TALLAHASSEE, Fla. – Florida's no-fault auto insurance system could be nearing the end of its road.
Legislation has again been filed to eliminate personal-injury protection coverage and require motorists to carry bodily injury liability coverage.
And lawmakers were told last week that personal-injury protection reforms --- championed by Gov. Rick Scott and state Chief Financial Officer Jeff Atwater in 2012 --- haven't held.
Still, Senate Banking and Insurance Chairwoman Anitere Flores said before legislation advances through her committee that could eliminate personal-injury protection coverage --- also known as no-fault --- she wants to know if anything else can be done to bring down rates instead of scrapping the nearly four-decade-old system.
The Miami Republican added, at the same time, that her biggest concern going forward is that the 2012 reform effort hasn't met expectations.
"We were promised a certain percentage of savings, and that didn't happen," Flores said after her committee met last week.

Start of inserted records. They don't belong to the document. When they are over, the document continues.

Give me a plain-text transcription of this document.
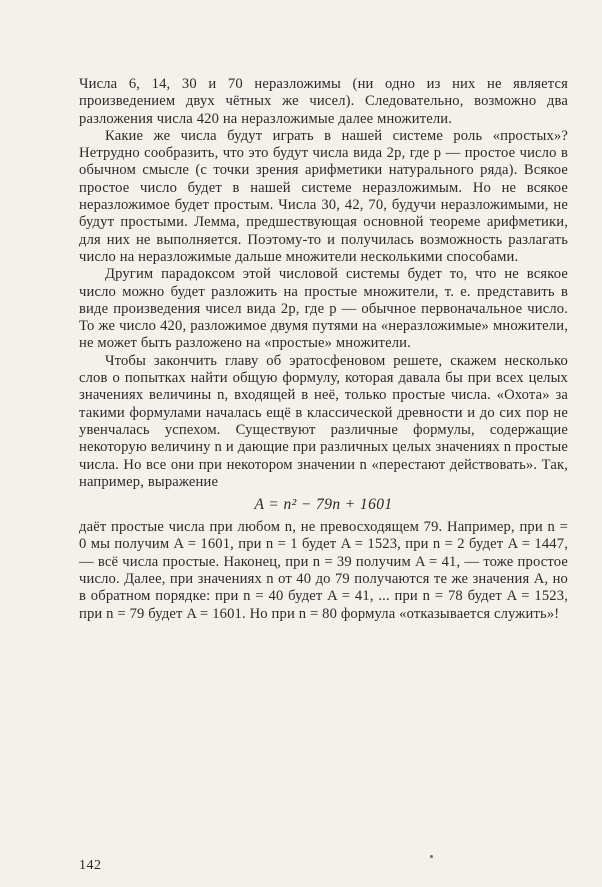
Числа 6, 14, 30 и 70 неразложимы (ни одно из них не является произведением двух чётных же чисел). Следовательно, возможно два разложения числа 420 на неразложимые далее множители.

Какие же числа будут играть в нашей системе роль «простых»? Нетрудно сообразить, что это будут числа вида 2p, где p — простое число в обычном смысле (с точки зрения арифметики натурального ряда). Всякое простое число будет в нашей системе неразложимым. Но не всякое неразложимое будет простым. Числа 30, 42, 70, будучи неразложимыми, не будут простыми. Лемма, предшествующая основной теореме арифметики, для них не выполняется. Поэтому-то и получилась возможность разлагать число на неразложимые дальше множители несколькими способами.

Другим парадоксом этой числовой системы будет то, что не всякое число можно будет разложить на простые множители, т. е. представить в виде произведения чисел вида 2p, где p — обычное первоначальное число. То же число 420, разложимое двумя путями на «неразложимые» множители, не может быть разложено на «простые» множители.

Чтобы закончить главу об эратосфеновом решете, скажем несколько слов о попытках найти общую формулу, которая давала бы при всех целых значениях величины n, входящей в неё, только простые числа. «Охота» за такими формулами началась ещё в классической древности и до сих пор не увенчалась успехом. Существуют различные формулы, содержащие некоторую величину n и дающие при различных целых значениях n простые числа. Но все они при некотором значении n «перестают действовать». Так, например, выражение

A = n² − 79n + 1601

даёт простые числа при любом n, не превосходящем 79. Например, при n = 0 мы получим A = 1601, при n = 1 будет A = 1523, при n = 2 будет A = 1447, — всё числа простые. Наконец, при n = 39 получим A = 41, — тоже простое число. Далее, при значениях n от 40 до 79 получаются те же значения A, но в обратном порядке: при n = 40 будет A = 41, ... при n = 78 будет A = 1523, при n = 79 будет A = 1601. Но при n = 80 формула «отказывается служить»!

142
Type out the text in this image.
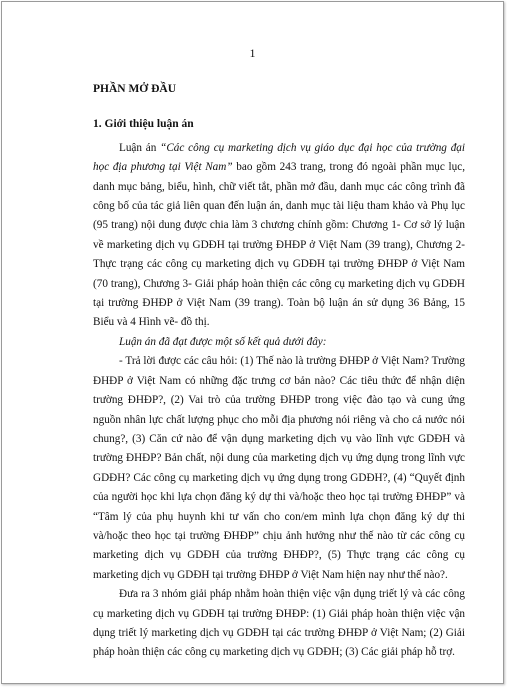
1
PHẦN MỞ ĐẦU
1. Giới thiệu luận án

Luận án “Các công cụ marketing dịch vụ giáo dục đại học của trường đại học địa phương tại Việt Nam” bao gồm 243 trang, trong đó ngoài phần mục lục, danh mục bảng, biểu, hình, chữ viết tắt, phần mở đầu, danh mục các công trình đã công bố của tác giả liên quan đến luận án, danh mục tài liệu tham khảo và Phụ lục (95 trang) nội dung được chia làm 3 chương chính gồm: Chương 1- Cơ sở lý luận về marketing dịch vụ GDĐH tại trường ĐHĐP ở Việt Nam (39 trang), Chương 2- Thực trạng các công cụ marketing dịch vụ GDĐH tại trường ĐHĐP ở Việt Nam (70 trang), Chương 3- Giải pháp hoàn thiện các công cụ marketing dịch vụ GDĐH tại trường ĐHĐP ở Việt Nam (39 trang). Toàn bộ luận án sử dụng 36 Bảng, 15 Biểu và 4 Hình vẽ- đồ thị.

Luận án đã đạt được một số kết quả dưới đây:

- Trả lời được các câu hỏi: (1) Thế nào là trường ĐHĐP ở Việt Nam? Trường ĐHĐP ở Việt Nam có những đặc trưng cơ bản nào? Các tiêu thức để nhận diện trường ĐHĐP?, (2) Vai trò của trường ĐHĐP trong việc đào tạo và cung ứng nguồn nhân lực chất lượng phục cho mỗi địa phương nói riêng và cho cả nước nói chung?, (3) Căn cứ nào để vận dụng marketing dịch vụ vào lĩnh vực GDĐH và trường ĐHĐP? Bản chất, nội dung của marketing dịch vụ ứng dụng trong lĩnh vực GDĐH? Các công cụ marketing dịch vụ ứng dụng trong GDĐH?, (4) “Quyết định của người học khi lựa chọn đăng ký dự thi và/hoặc theo học tại trường ĐHĐP” và “Tâm lý của phụ huynh khi tư vấn cho con/em mình lựa chọn đăng ký dự thi và/hoặc theo học tại trường ĐHĐP” chịu ảnh hưởng như thế nào từ các công cụ marketing dịch vụ GDĐH của trường ĐHĐP?, (5) Thực trạng các công cụ marketing dịch vụ GDĐH tại trường ĐHĐP ở Việt Nam hiện nay như thế nào?.

Đưa ra 3 nhóm giải pháp nhằm hoàn thiện việc vận dụng triết lý và các công cụ marketing dịch vụ GDĐH tại trường ĐHĐP: (1) Giải pháp hoàn thiện việc vận dụng triết lý marketing dịch vụ GDĐH tại các trường ĐHĐP ở Việt Nam; (2) Giải pháp hoàn thiện các công cụ marketing dịch vụ GDĐH; (3) Các giải pháp hỗ trợ.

In the first two years after Scott signed the reform law, personal-injury protection rates from the state's top 25 insurers dropped an average of 14.4 percent --- 10 percentage points lower than desired.
Since 2015, rates have gone up 25.7 percent, according to the state Office of Insurance Regulation. Meanwhile, all liability coverage has gone up 23.4 percent the past two years.
"Unfortunately, since Jan. 1, 2015 we've seen increasing trends across all coverages, including PIP," said Sandra Starnes, director of property and casualty product review for the state Office of Insurance Regulation.
Starnes said the increases are due to rises in medical care, costs of vehicle body work, people driving more and even an increase in distracted drivers.
Flores' committee is scheduled to be the first of four stops for a measure (SB 156) by Sen. Jeff Brandes, R-St. Petersburg, to replace no-fault with bodily injury liability coverage.
Rep. Bill Hager, R-Delray Beach, has filed the House version (HB 461) for the 2017 legislative session, which starts March 7.
Similar efforts have failed to advance the past couple of years as proponents have argued a need to let the reform effort take hold. But since the end of 2015, Atwater has been among those saying repeal of no-fault may be needed if consumers aren't getting the intended relief.
Under the no-fault system, motorists are required to carry personal-injury protection coverage that includes $10,000 in medical benefits, a total set in 1979.
Dale Swope, a representative of the Florida Justice Association who is opposed to keeping no-fault, said that the benefits haven't kept up with inflation.
The 2012 reform law, which set benchmarks for insurers to lower rates, was considered a last-ditch effort to maintain the system after rates increased due to a growth in fraudulent claims. The law also required people involved in crashes to seek treatment within 14 days and allowed up to $10,000 in benefits for emergency medical conditions, while putting a $2,500 cap on non-emergency conditions.
Ditching no-fault for bodily injury, which provides coverage if motorists cause accidents that hurt someone else, would put more questions of medical coverage into the courts, as injured parties would seek to recoup expenses from at-fault drivers, according to the state Office of Insurance Regulation.
However, not everyone is ready to eliminate no-fault.
Jeff Scott, general counsel of the Florida Medical Association, said the reform effort has weeded out fraud and ensures emergency room physicians get paid when treating automobile crash victims.
He also said lawmakers should delay any effort to eliminate no-fault until the federal government determines the future of the Affordable Care Act under the new Trump administration.
"President Trump and Congress have made it clear they intend to dismantle the ACA, but they haven't made it clear as to what they intend to replace it with," Scott said. "We simply do not know whether Trumpcare will increase the number of uninsured Floridians or result in a higher number of high-deductible insurance policies being sold, deductibles that poor Floridians, when faced with a large emergency room bill, are simply unable to afford."
Michael Carlson, president Personal Insurance Federation of Florida, cautioned the repeal could result in higher premiums for all drivers depending on the mandatory premium pricing for bodily-injury coverage.
"We do believe that any consideration of the repeal of the 'no-fault' law should be grounded in the reality that new mandatory insurance coverages will have a price effect on Floridians," said Carlson, whose association includes Allstate, Progressive and State Farm insurance companies.